Puppeteer struggles with timeouts in Docker while interacting with web pages

I’m attempting to collect cookies from various websites using a Node.js script with Puppeteer. The script loads the web page, interacts with it, and saves the cookies to a specified file.
On my local machine, this works perfectly, including in headless mode. However, when I try to run it in a Docker container, it fails for certain sites. For instance, it successfully accesses Google, but it has issues with RentalCars.

The provided code is structured to load the page, handle captchas if necessary, ignore cookies, wait for a specific selector (like an input field), and save cookies to a file.

We utilize packages such as “puppeteer-extra”, “puppeteer-extra-plugin-recaptcha”, and “puppeteer-extra-plugin-stealth”.

When testing with Google, it works in both local and Docker environments in headless mode. However, with RentalCars, while it runs fine locally, it fails in Docker, as the page fails to fully load, preventing the resolution of captchas or retrieving page content using page.content(), and results in a ProtocolError: Runtime.callFunctionOn timed out error.

At times, some network requests seem incomplete, indicating inconsistency; for example, GTM scripts sometimes load and sometimes do not, suggesting potential issues with JavaScript files.

A key cookie I need is the Reese84, which is used for fingerprinting, and I’m uncertain if it’s affecting the outcome or if necessary libraries are missing in Docker. I’ve verified that all required packages listed in GitHub documentation are indeed installed within the Dockerfile.

The following versions are currently being used:

  • Puppeteer: 22.15.0
  • Node: 20.13.0
  • npm: 10.5.2
  • OS: macOS M3

    I would greatly appreciate any insights or recommendations regarding missing packages in the Docker environment.

EDIT1: I modified the navigation method to this:

  await page.goto(url, {
    waitUntil: 'networkidle2',
  });

However, it resulted in a TimeoutError: Navigation timeout of 120000 ms exceeded.

Hey DancingFox, it sounds like the issue might be with network settings or missing dependencies in your Docker container. Here are a few steps you could try:

  • Increase Timeout: Try extending the timeout for page.goto:
  • await page.goto(url, { timeout: 300000, waitUntil: 'networkidle0' });
  • Check DNS: Ensure your Docker container has the right DNS settings by adding Google's DNS:
  • RUN echo "nameserver 8.8.8.8" >> /etc/resolv.conf
  • Disable Web Security: If possible, try running Puppeteer without web security:
  • args: ['--disable-web-security']
  • CAPTCHA Solver: Ensure your CAPTCHA solver is configured correctly within Docker.
  • Check User Agent & Plugins: Sometimes, changing the user-agent or ensuring the plugins are correctly set up helps evade bot detections.

Good luck, and hope this resolves your issue!

Hey DancingFox, dealing with Puppeteer in Docker can sometimes be tricky due to environment differences.
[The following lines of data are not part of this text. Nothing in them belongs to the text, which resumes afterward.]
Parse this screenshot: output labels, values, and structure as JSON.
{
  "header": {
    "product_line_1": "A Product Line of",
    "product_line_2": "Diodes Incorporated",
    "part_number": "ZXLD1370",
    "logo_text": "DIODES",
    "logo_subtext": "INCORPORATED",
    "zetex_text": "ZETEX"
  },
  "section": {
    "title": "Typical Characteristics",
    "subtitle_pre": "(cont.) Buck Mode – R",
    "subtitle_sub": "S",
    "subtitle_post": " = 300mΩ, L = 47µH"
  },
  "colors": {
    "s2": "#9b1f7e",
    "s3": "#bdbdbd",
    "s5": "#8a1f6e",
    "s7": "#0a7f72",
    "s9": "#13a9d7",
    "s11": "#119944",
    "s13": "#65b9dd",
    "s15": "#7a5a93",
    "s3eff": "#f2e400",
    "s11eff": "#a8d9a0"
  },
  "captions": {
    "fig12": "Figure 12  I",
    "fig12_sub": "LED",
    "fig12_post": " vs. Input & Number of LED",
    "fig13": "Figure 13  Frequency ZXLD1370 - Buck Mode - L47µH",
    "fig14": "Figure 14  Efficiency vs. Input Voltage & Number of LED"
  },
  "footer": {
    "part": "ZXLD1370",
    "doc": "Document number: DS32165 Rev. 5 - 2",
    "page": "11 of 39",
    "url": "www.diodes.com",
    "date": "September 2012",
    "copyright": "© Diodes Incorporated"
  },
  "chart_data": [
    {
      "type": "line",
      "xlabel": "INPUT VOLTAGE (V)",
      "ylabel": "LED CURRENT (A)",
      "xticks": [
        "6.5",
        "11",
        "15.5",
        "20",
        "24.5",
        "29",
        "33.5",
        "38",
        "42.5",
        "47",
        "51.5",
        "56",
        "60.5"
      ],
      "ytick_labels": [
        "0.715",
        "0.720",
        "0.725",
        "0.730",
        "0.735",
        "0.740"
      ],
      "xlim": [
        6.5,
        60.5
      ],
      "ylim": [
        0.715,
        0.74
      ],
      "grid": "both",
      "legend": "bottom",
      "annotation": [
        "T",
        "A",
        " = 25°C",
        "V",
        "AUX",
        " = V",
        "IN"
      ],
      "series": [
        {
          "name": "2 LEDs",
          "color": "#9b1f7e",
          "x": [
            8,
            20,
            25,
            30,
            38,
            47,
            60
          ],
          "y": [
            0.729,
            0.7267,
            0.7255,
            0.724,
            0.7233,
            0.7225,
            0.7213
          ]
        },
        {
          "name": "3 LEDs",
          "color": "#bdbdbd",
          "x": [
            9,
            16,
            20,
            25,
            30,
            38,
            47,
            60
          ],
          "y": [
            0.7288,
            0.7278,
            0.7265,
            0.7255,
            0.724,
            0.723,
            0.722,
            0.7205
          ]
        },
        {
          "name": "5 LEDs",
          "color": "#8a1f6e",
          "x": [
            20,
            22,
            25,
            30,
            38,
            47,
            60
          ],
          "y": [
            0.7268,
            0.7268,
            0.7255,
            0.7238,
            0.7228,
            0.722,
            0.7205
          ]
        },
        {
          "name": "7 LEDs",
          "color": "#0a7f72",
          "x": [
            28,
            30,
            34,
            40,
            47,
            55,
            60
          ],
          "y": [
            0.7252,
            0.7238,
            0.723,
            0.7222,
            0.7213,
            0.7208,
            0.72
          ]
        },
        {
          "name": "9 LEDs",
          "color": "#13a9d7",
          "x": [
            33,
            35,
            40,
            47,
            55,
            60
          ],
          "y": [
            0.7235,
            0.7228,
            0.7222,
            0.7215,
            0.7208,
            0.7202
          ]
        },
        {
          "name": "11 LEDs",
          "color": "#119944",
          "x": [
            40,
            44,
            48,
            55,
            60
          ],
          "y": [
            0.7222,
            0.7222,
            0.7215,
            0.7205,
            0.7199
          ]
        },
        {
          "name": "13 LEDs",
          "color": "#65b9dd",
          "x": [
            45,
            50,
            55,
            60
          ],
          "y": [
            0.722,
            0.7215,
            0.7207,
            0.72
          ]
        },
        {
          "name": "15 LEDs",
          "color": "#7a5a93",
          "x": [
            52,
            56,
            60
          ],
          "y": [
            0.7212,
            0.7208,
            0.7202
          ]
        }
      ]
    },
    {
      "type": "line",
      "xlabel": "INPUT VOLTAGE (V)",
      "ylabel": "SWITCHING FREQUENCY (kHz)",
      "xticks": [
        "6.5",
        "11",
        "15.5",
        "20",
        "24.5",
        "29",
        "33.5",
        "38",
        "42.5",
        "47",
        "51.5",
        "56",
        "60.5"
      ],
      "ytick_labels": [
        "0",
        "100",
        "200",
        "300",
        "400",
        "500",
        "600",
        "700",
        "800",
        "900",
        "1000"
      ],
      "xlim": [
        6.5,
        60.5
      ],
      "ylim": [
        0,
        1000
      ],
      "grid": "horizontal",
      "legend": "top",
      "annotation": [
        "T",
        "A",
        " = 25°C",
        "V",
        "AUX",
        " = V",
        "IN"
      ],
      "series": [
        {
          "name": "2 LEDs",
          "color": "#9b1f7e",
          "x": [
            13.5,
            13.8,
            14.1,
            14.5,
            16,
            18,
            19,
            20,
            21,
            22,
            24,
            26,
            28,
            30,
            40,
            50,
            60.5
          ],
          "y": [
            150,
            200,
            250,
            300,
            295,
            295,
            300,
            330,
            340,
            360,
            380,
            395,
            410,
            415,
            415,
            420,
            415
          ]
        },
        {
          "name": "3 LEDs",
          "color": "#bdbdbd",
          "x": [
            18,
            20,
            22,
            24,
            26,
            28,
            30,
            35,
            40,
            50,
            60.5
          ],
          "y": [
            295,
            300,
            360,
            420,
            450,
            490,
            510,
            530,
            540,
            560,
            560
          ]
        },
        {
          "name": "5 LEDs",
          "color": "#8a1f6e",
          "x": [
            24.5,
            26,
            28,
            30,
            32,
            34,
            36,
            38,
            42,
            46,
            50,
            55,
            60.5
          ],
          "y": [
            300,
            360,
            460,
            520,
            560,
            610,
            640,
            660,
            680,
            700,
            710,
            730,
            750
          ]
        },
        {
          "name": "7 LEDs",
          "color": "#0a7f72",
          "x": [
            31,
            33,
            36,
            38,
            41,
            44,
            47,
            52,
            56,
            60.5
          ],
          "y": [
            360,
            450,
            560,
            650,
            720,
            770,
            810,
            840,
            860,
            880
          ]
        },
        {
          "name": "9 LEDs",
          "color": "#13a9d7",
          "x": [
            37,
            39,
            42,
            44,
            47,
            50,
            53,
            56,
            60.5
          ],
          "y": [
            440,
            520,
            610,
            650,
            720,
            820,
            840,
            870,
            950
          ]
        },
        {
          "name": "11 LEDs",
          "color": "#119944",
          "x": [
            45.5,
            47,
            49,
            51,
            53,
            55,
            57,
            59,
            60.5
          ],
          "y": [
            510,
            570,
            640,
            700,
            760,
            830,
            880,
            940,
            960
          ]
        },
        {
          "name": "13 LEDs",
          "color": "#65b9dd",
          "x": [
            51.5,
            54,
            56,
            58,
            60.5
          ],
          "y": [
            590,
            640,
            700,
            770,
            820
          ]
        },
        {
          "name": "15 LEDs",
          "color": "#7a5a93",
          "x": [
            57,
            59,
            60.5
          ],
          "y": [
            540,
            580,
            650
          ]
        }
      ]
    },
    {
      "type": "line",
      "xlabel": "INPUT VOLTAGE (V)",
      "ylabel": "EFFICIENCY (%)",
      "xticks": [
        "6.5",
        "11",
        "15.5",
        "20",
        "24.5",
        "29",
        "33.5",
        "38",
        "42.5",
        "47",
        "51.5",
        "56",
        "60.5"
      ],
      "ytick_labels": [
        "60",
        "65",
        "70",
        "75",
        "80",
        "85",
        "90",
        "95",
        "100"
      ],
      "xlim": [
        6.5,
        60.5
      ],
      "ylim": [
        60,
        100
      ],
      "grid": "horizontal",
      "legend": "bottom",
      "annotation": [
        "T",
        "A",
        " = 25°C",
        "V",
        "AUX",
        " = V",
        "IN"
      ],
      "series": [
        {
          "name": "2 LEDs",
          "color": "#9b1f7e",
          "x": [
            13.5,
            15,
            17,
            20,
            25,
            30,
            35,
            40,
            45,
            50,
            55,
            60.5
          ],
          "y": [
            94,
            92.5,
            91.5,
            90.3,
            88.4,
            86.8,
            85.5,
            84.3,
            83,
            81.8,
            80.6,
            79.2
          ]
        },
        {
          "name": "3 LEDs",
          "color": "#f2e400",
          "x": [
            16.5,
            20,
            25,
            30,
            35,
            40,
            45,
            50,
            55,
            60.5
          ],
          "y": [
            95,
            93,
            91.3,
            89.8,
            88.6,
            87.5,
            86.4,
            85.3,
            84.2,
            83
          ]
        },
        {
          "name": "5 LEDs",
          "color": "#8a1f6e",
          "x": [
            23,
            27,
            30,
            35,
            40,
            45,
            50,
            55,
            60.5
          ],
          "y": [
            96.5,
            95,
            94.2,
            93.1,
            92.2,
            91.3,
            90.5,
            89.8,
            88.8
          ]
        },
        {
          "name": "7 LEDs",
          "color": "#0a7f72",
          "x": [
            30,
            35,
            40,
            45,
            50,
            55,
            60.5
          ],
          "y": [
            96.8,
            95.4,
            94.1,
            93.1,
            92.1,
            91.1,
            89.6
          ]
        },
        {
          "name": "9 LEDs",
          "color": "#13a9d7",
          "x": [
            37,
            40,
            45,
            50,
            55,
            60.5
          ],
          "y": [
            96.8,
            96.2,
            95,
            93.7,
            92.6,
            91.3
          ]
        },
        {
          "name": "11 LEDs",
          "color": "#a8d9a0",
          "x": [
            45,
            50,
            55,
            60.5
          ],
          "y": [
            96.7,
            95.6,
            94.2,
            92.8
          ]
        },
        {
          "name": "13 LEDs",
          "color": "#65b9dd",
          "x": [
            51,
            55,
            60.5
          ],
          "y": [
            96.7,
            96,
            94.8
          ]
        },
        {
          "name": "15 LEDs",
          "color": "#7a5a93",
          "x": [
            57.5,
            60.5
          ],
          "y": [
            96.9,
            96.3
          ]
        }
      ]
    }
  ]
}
Here are some additional optimization steps you could apply:

  • Use Headless Mode Carefully: Ensure you're explicitly setting the headless mode. Try testing in { headless: false } mode within Docker to verify interactions first.
  • Install All Dependencies: Ensure all necessary libraries are installed. Include the following in your Dockerfile:
  • RUN apt-get update \
        && apt-get install -y wget gnupg \
        && wget -q -O - https://dl-ssl.google.com/linux/linux_signing_key.pub | apt-key add - \
        && sh -c 'echo "deb [arch=amd64] http://dl.google.com/linux/chrome/deb/ stable main" >> /etc/apt/sources.list.d/google.list' \
        && apt-get update \
        && apt-get install -y google-chrome-stable
  • Adjust Resource Limits: Make sure Docker has enough resources allocated (CPU/RAM), which can sometimes cause timeouts.
  • Run with Debug Logs: Use the debug feature to get more insights:
  • PUPPETEER_EXECUTABLE_PATH=/path/to/chrome DEBUG="puppeteer:*" node your_script.js
  • Verify Network Requests: Use Puppeteer's request interception to debug problematic requests and check for blockages or redirects that could be handled differently in Docker.

These tweaks should assist in resolving the inconsistencies. Simplifying the setup to the most basic working form and iteratively adding back features can often identify specific causes for the timeout issues.